一体何度ボールが自分の上を横を足下を通過しただろう。
たった2メートル程度の枠に向かってくるボールを止めるだけ。
これがゴーリーの主な仕事だ。
ATのように味方や敵の位置を確認してプレーをする必要もない。
MFのように全力でコートを駆け巡ることもない。
LGのように自分の後ろを通る敵に注意する必要もない。
ただ、ゴールに向かってくるボールを止めるだけ。
ボールを見ていれば自然とボールが向かってきてくれる。
非常に単純なポジションだ。
でも、それがとてつもなく難しかった。
針の穴を通すかのように僕とゴールの間をボールがすり抜けていく。
あと数センチクロスを伸ばすのが早ければ、あと一歩足が出せればゴールを防げた場面は数え切れない。

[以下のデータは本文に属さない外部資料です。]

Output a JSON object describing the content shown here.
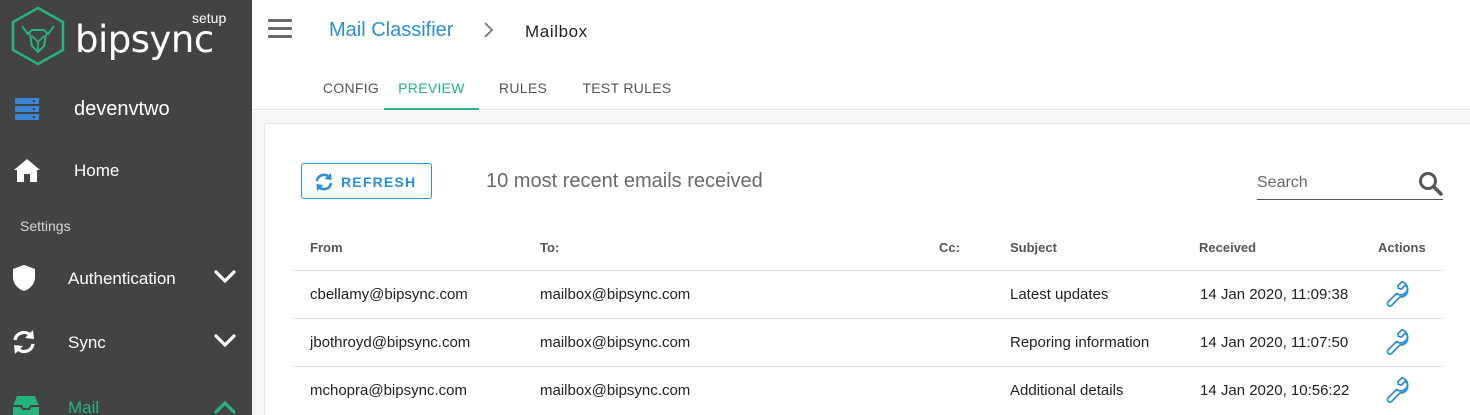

ボールが体に当たり涙が出るほど痛い思いをしたこともあるし、今でもボールが体に当たると痛いし辛い。
また、僕のせいで負けた試合もいくつもある。
初めてゴーリーをした試合では一つもセーブできずに終わったし、僕が出てから失点を積み重ねてしまう試合が幾度もあった。そのたびにチームに迷惑もかけた。
それでも僕はゴーリーがやめられなかった。
自分のクロスに向かってボールが飛んできてセーブしただけでも褒められるし、たまたまボールが胴体に飛んできてセーブできたり、足の指先に当たるだけでヒーローになれた。
それがたとえ運であろうとも嬉しかった。
残す試合もわずかとなった。
僕が試合でショットを受ける本数も数少ない。
僕にゴーリーというポジションの楽しさや難しさを教えてくれたコーチさんや、多くの失点で迷惑をかけた先輩や同期や後輩に京大のゴーリーとして恥じないセーブを見せたい。
多くの人にゴーリーはかっこいいんだぞって言ってもらいたい。
だから僕はKULの砦としてゴールの前に立ち続ける。